Message-ID: <ZvQPTYo2oCN-4YTM@freefall.freebsd.org>
References: <20240911111522.1110074-1-suleiman@google.com>
 <f0535c47ea81a311efd5cade70543cdf7b25b15c.camel@infradead.org>
Precedence: bulk
X-Mailing-List: kvm@vger.kernel.org
List-Id: <kvm.vger.kernel.org>
List-Subscribe: <mailto:kvm+subscribe@vger.kernel.org>
List-Unsubscribe: <mailto:kvm+unsubscribe@vger.kernel.org>
MIME-Version: 1.0
Content-Type: text/plain; charset=utf-8
Content-Disposition: inline
Content-Transfer-Encoding: 8bit
In-Reply-To: <f0535c47ea81a311efd5cade70543cdf7b25b15c.camel@infradead.org>

On Wed, Sep 25, 2024 at 12:45:55PM +0100, David Woodhouse wrote:
> On Wed, 2024-09-11 at 20:15 +0900, Suleiman Souhlal wrote:
> > When steal time exceeds the measured delta when updating clock_task,
> > we
> > currently try to catch up the excess in future updates.
> > However, this results in inaccurate run times for the future things
> > using
> > clock_task, as they end up getting additional steal time that did not
> > actually happen.
> > 
> > For example, suppose a task in a VM runs for 10ms and had 15ms of
> > steal
> > time reported while it ran. clock_task rightly doesn't advance. Then,
> > a
> > different taks runs on the same rq for 10ms without any time stolen
> > in
> > the host.
> > Because of the current catch up mechanism, clock_sched inaccurately
> > ends
> > up advancing by only 5ms instead of 10ms even though there wasn't any
> > actual time stolen. The second task is getting charged for less time
> > than it ran, even though it didn't deserve it.
> > This can result in tasks getting more run time than they should
> > actually
> > get.
> > 
> > So, we instead don't make future updates pay back past excess stolen
> > time.
> > 
> > Signed-off-by: Suleiman Souhlal <suleiman@google.com>
> > ---
> > v2:
> > - Slightly changed to simply moving one line up instead of adding
> >   new variable.
> > 
> > v1:
> > https://lore.kernel.org/lkml/20240806111157.1336532-1-suleiman@google.com
> > ---
> >  kernel/sched/core.c | 2 +-
> >  1 file changed, 1 insertion(+), 1 deletion(-)
> > 
> > diff --git a/kernel/sched/core.c b/kernel/sched/core.c
> > index f3951e4a55e5..6c34de8b3fbb 100644
> > --- a/kernel/sched/core.c
> > +++ b/kernel/sched/core.c
> > @@ -730,11 +730,11 @@ static void update_rq_clock_task(struct rq *rq,
> > s64 delta)
> >         if (static_key_false((&paravirt_steal_rq_enabled))) {
> >                 steal = paravirt_steal_clock(cpu_of(rq));
> >                 steal -= rq->prev_steal_time_rq;
> > +               rq->prev_steal_time_rq += steal;
> 
> The above two lines are essentially:
> 
> 	steal -= prev;
> 	prev += steal;
> 
> It's like one of those clever ways of exchanging two variables with
> three XOR operations. I don't like it :)
> 
> Ultimately, you're just setting rq->prev_steal_time_rq to the latest
> value that you just read from paravirt_steal_clock(). And then setting
> 'steal' to the delta between the new reading and the previous one.
> 
> The code above is *far* from obvious. At the very least it wants a
> comment, but I'd rather see it refactored so that it doesn't need one. 
> 
>     u64 abs_steal_now = paravirt_steal_clock(cpu_of(rq));
>     steal = abs_steal_now - rq->prev_steal_time_rq;
>     rq->prev_steal_time_rq = abs_steal_now;

That is what v1 did:
https://lore.kernel.org/lkml/20240806111157.1336532-1-suleiman@google.com/

It is also more obvious to me, but the feedback I received was that
the way in the current iteration is better.
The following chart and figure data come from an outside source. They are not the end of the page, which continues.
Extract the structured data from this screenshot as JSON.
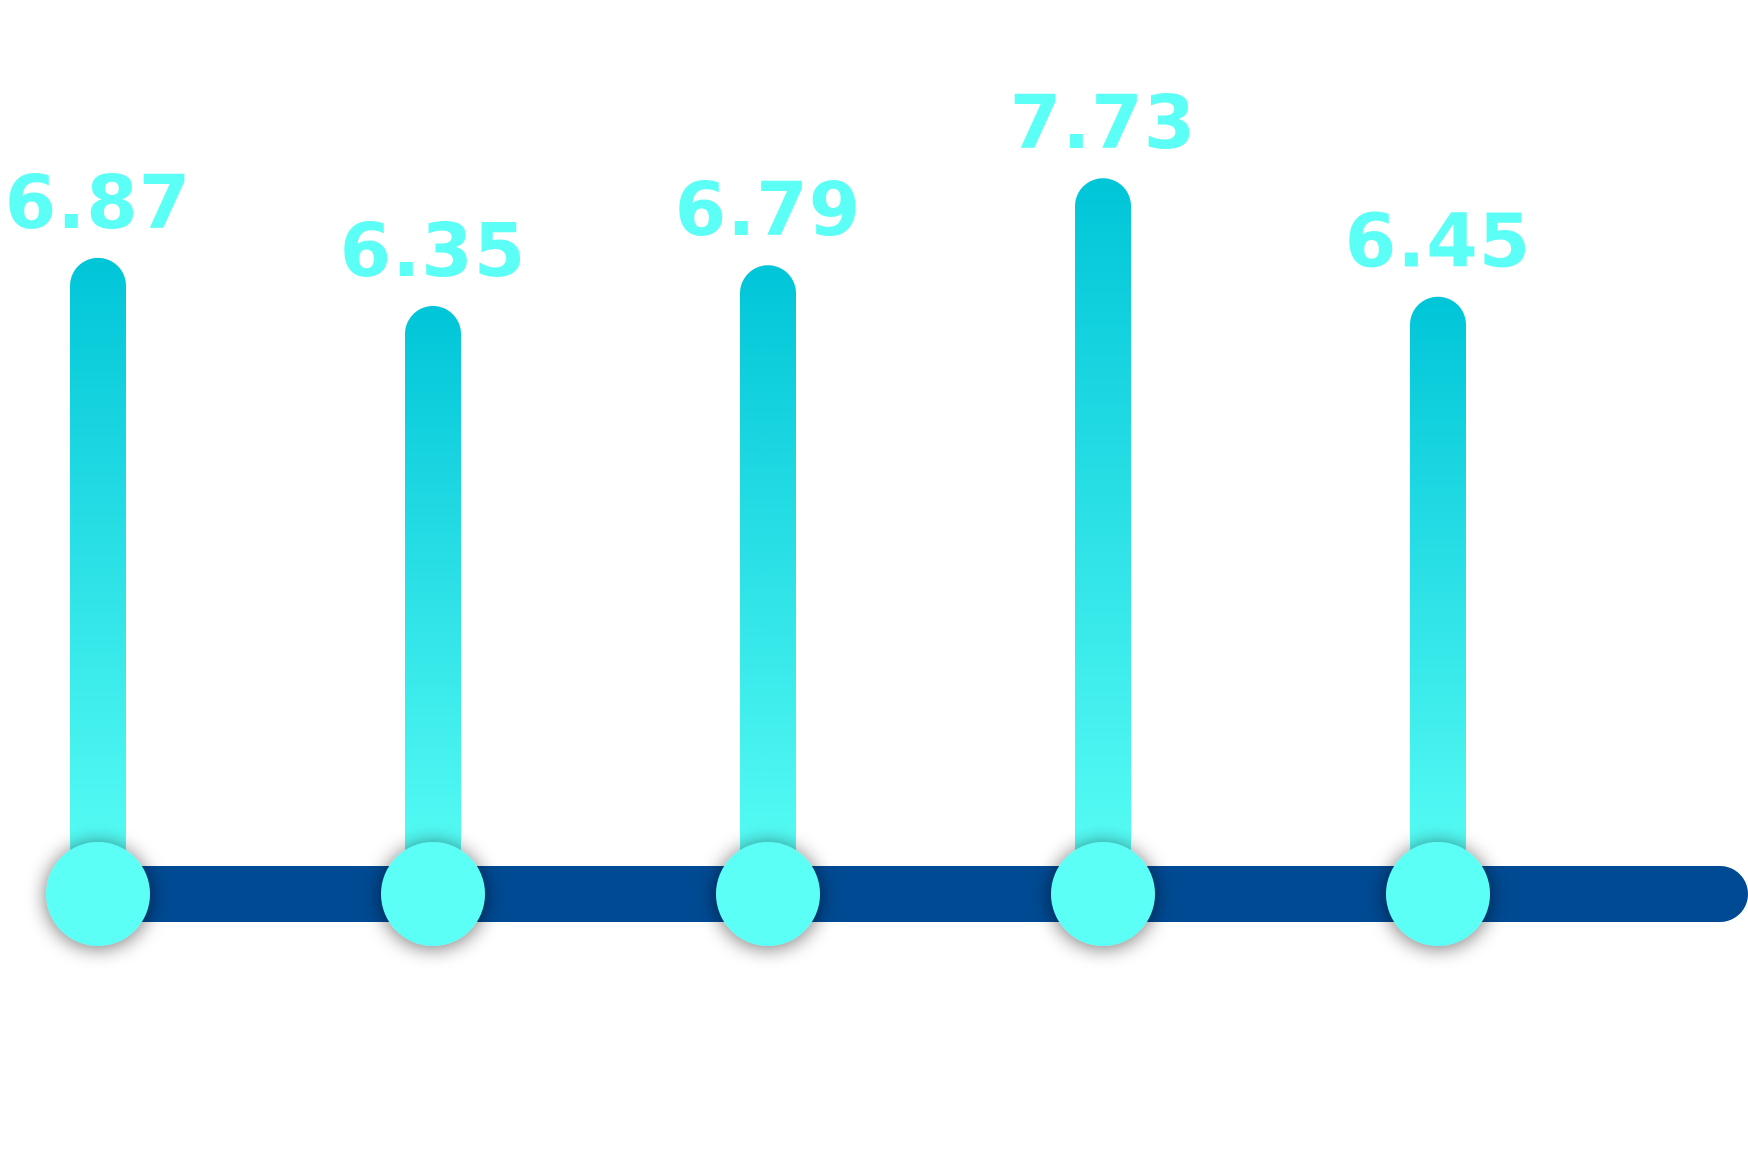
{
  "chart_data": {
    "type": "lollipop",
    "title": "",
    "xlabel": "",
    "ylabel": "",
    "categories": [
      "",
      "",
      "",
      "",
      ""
    ],
    "values": [
      6.87,
      6.35,
      6.79,
      7.73,
      6.45
    ],
    "labels": [
      "6.87",
      "6.35",
      "6.79",
      "7.73",
      "6.45"
    ],
    "ylim": [
      0,
      9.5
    ],
    "grid": false,
    "legend": "none"
  },
  "colors": {
    "stem_top": "#00C5D8",
    "stem_bottom": "#5BFFF6",
    "marker": "#5BFFF6",
    "label": "#5BFFF6",
    "baseline": "#004A93",
    "background": "#FFFFFF"
  }
}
I don't feel strongly about it, and I'd be ok with either version applied. 

> 
> I'm still not utterly convinced this is the right thing to do, though.
> It means you will constantly undermeasure the accounting of steal time
> as you discard the excess each time.
> 
> The underlying bug here is that we are sampling the steal time and the
> time slice at *different* times. This update_rq_clock_task() function
> could be called with a calculated 'delta' argument... and then
> experience a large amount of steal time *before* calling
> paravirt_steal_clock(), which is how we end up in the situation where
> the calculated steal time exceeds the running time of the previous
> task.
> 
> Which task *should* that steal time be accounted to? At the moment it
> ends up being accounted to the next task to run — which seems to make
> sense to me. In the situation I just described, we can consider the
> time stolen in update_rq_clock_task() itself to have been stolen from
> the *incoming* task, not the *outgoing* one. But that seems to be what
> you're objecting to?

This is a good description of the problem, except that the time stolen
in update_rq_clock_task() itself is actually being stolen from the 
outgoing task. This is because we are still trying to calculate how long
it ran for (update_curr()), and time hasn't started ticking for the
incoming task yet. We haven't set the incoming task's exec_start with the
new clock_task time yet.

So, in my opinion, it's wrong to give that time to the incoming task.

> 
> In
> https://lore.kernel.org/all/20240522001817.619072-22-dwmw2@infradead.org/
> I put a limit on the amount of steal time carried forward from one
> timeslice to the next, as it was misbehaving when a bad hypervisor
> reported negative steal time. But I don't think the limit should be
> zero.
> 
> Of course, *ideally* we'd be able to sample the time and steal time
> *simultaneously*, with a single sched_clock_cpu_and_steal() function so
> that we don't have to deal with this slop between readings. Then none
> of this would be necessary. But that seems hard.

I agree that that would be ideal.

Thanks,
-- Suleiman